Hi, Sue.  Just coffee for me.  Thanks, Joe.

Busy getting ready to take Annie up to school over the weekend.  Like last year, we'll just keep on going up the coast and camp along the way.  No computer, and I'd imagine the phone service will be spotty as well.  I hope to get to ride the new scenic railway up in the Bar Harbor region.

I'm making layout progress, but I've had a hard time staying focused.  Left, right and center, there are active projects going on all along Phase 2.  Having determined that the cause of the short circuit over by Moose Mills was an apparently bad Atlas crossing track, I've picked up a Walthers replacement.  But, it's not the same size, so some trimming will be in order.  Down at the other end, I'm almost done with the low warehouse that tucks into the corner, under the 45-degree roofline.  This was a "hot weather" project, mostly done down in the basement workroom where the air wasn't so stifling.  Downtown, I started work on a City Classics building.  It will be pretty much built as designed, but I did cut down the side walls to fit it better into the available space without crowding the street and sidewalk too much.
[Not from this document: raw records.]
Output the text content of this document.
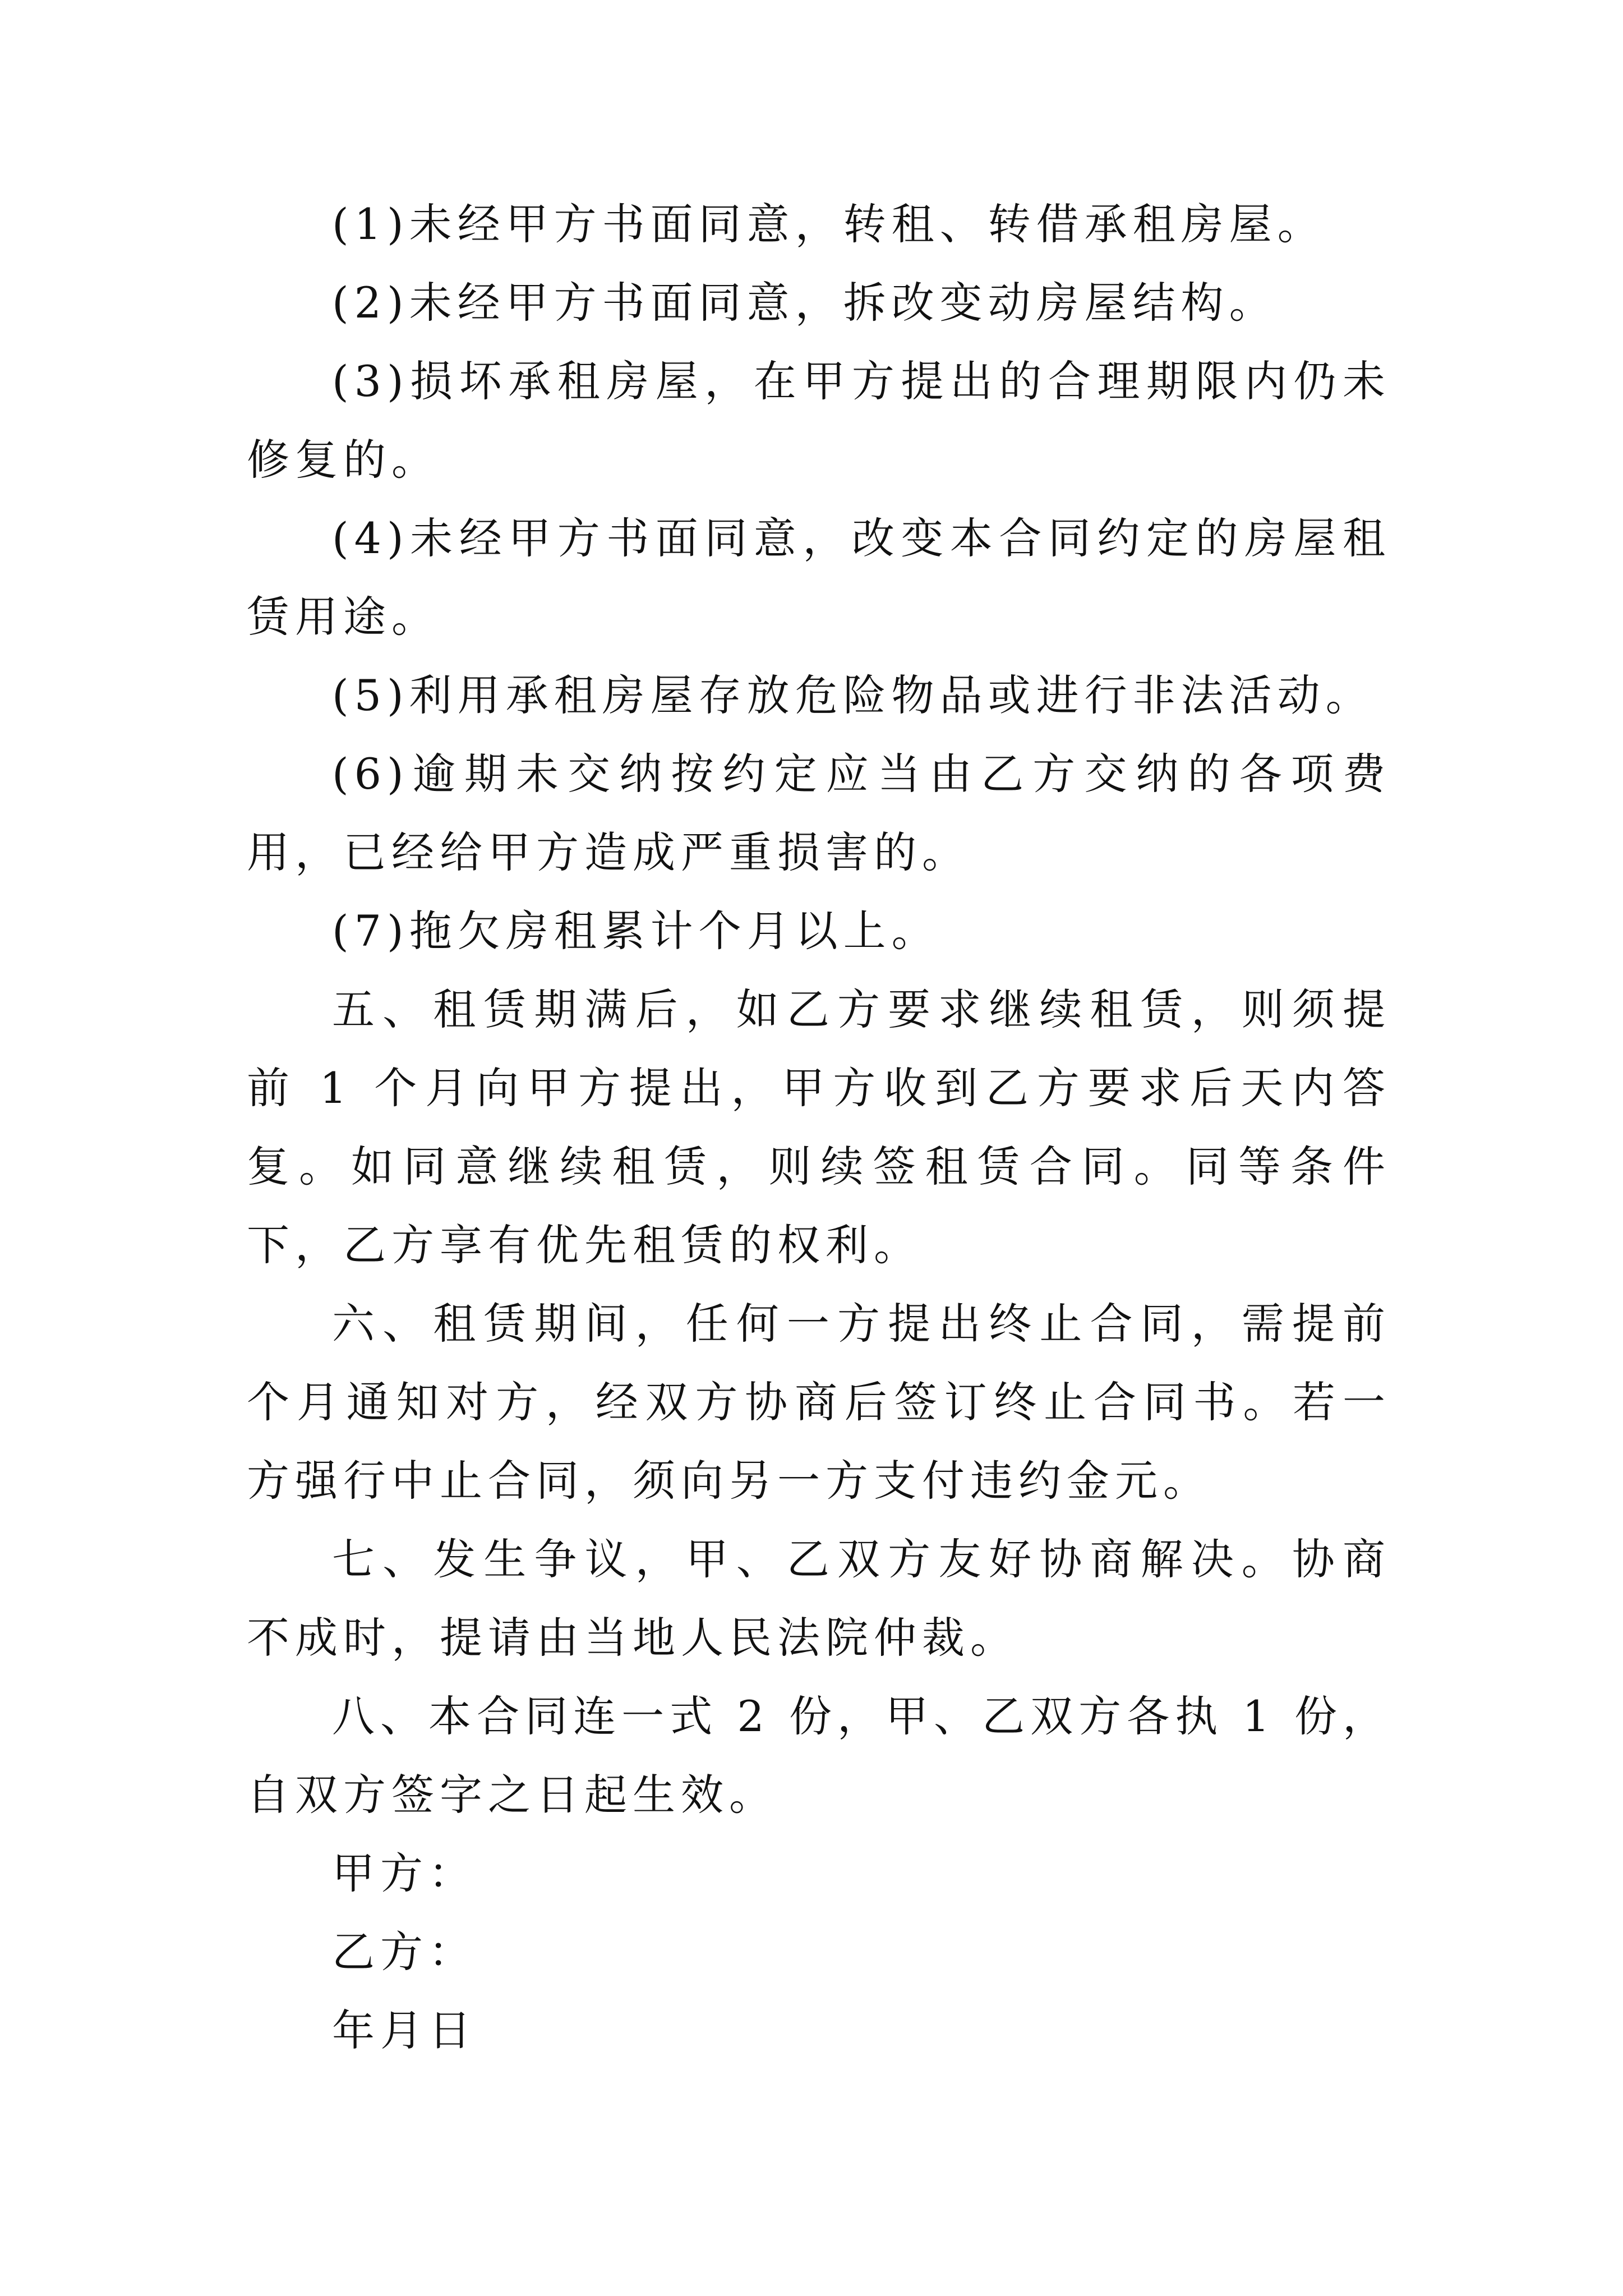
(1)未经甲方书面同意，转租、转借承租房屋。

(2)未经甲方书面同意，拆改变动房屋结构。

(3)损坏承租房屋，在甲方提出的合理期限内仍未修复的。

(4)未经甲方书面同意，改变本合同约定的房屋租赁用途。

(5)利用承租房屋存放危险物品或进行非法活动。

(6)逾期未交纳按约定应当由乙方交纳的各项费用，已经给甲方造成严重损害的。

(7)拖欠房租累计个月以上。

五、租赁期满后，如乙方要求继续租赁，则须提前 1 个月向甲方提出，甲方收到乙方要求后天内答复。如同意继续租赁，则续签租赁合同。同等条件下，乙方享有优先租赁的权利。

六、租赁期间，任何一方提出终止合同，需提前个月通知对方，经双方协商后签订终止合同书。若一方强行中止合同，须向另一方支付违约金元。

七、发生争议，甲、乙双方友好协商解决。协商不成时，提请由当地人民法院仲裁。

八、本合同连一式 2 份，甲、乙双方各执 1 份，自双方签字之日起生效。

甲方：

乙方：

年月日
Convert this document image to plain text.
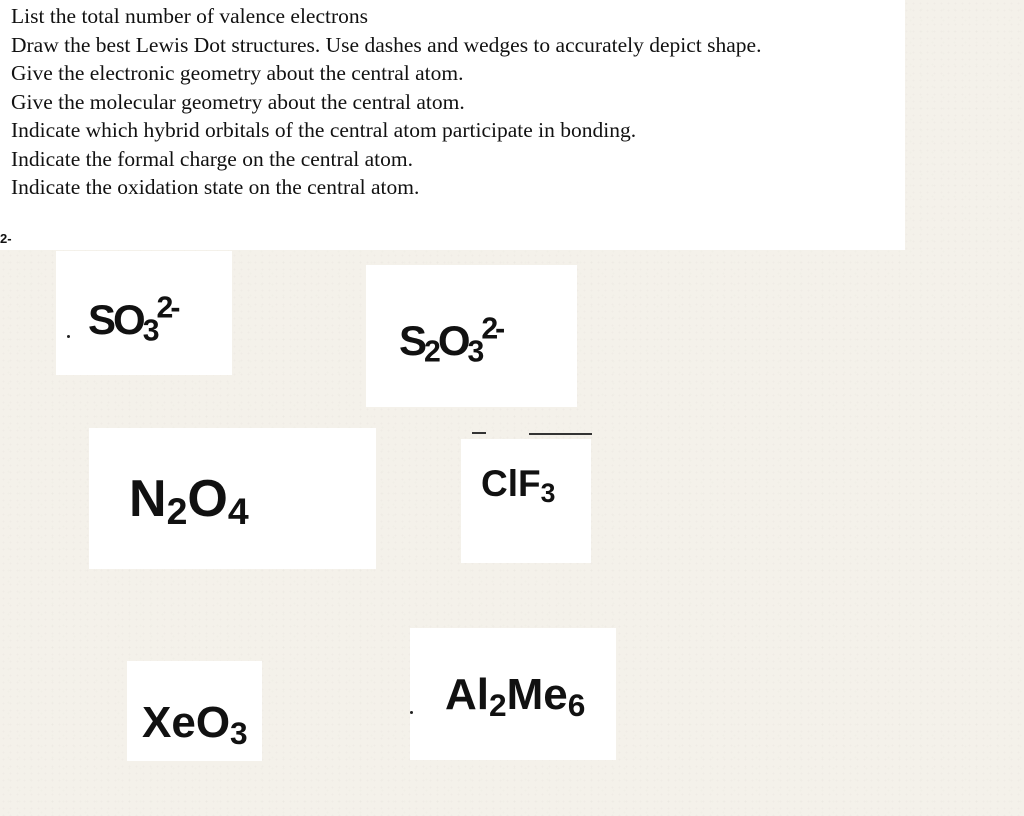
List the total number of valence electrons

Draw the best Lewis Dot structures. Use dashes and wedges to accurately depict shape.

Give the electronic geometry about the central atom.

Give the molecular geometry about the central atom.

Indicate which hybrid orbitals of the central atom participate in bonding.

Indicate the formal charge on the central atom.

Indicate the oxidation state on the central atom.

2-
$SO_3^{2-}$
$S_2O_3^{2-}$
$N_2O_4$
ClF$_3$
XeO$_3$
$Al_2Me_6$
And then, there's the swamp.  After a wrong-zip-code detour to Rancho Cucamunga, the beavers, tree stumps, seagulls and moose arrived last week.  So, I've been doing my due diligence and researching beavers, both to get the right colors to paint the nice metal castings, and to get an idea of what the dams and lodges look like.

Well, I've got to get some cables to send to college, and maybe pick up a different colored rust primer.  The one I've got (Rustoleum) is too brown for my tastes.

 

It takes an iron man to play with a toy iron horse. 

  • Member since
    July 2006
  • From: Olympia, WA
  • 2,313 posts
Posted by gear-jammer on Saturday, September 4, 2010 10:06 AM

Bump.

Good morning, Joe.  It must be just us.  Is the grill open for bacon and eggs?

Sue

Anything is possible if you do not know what you are talking about.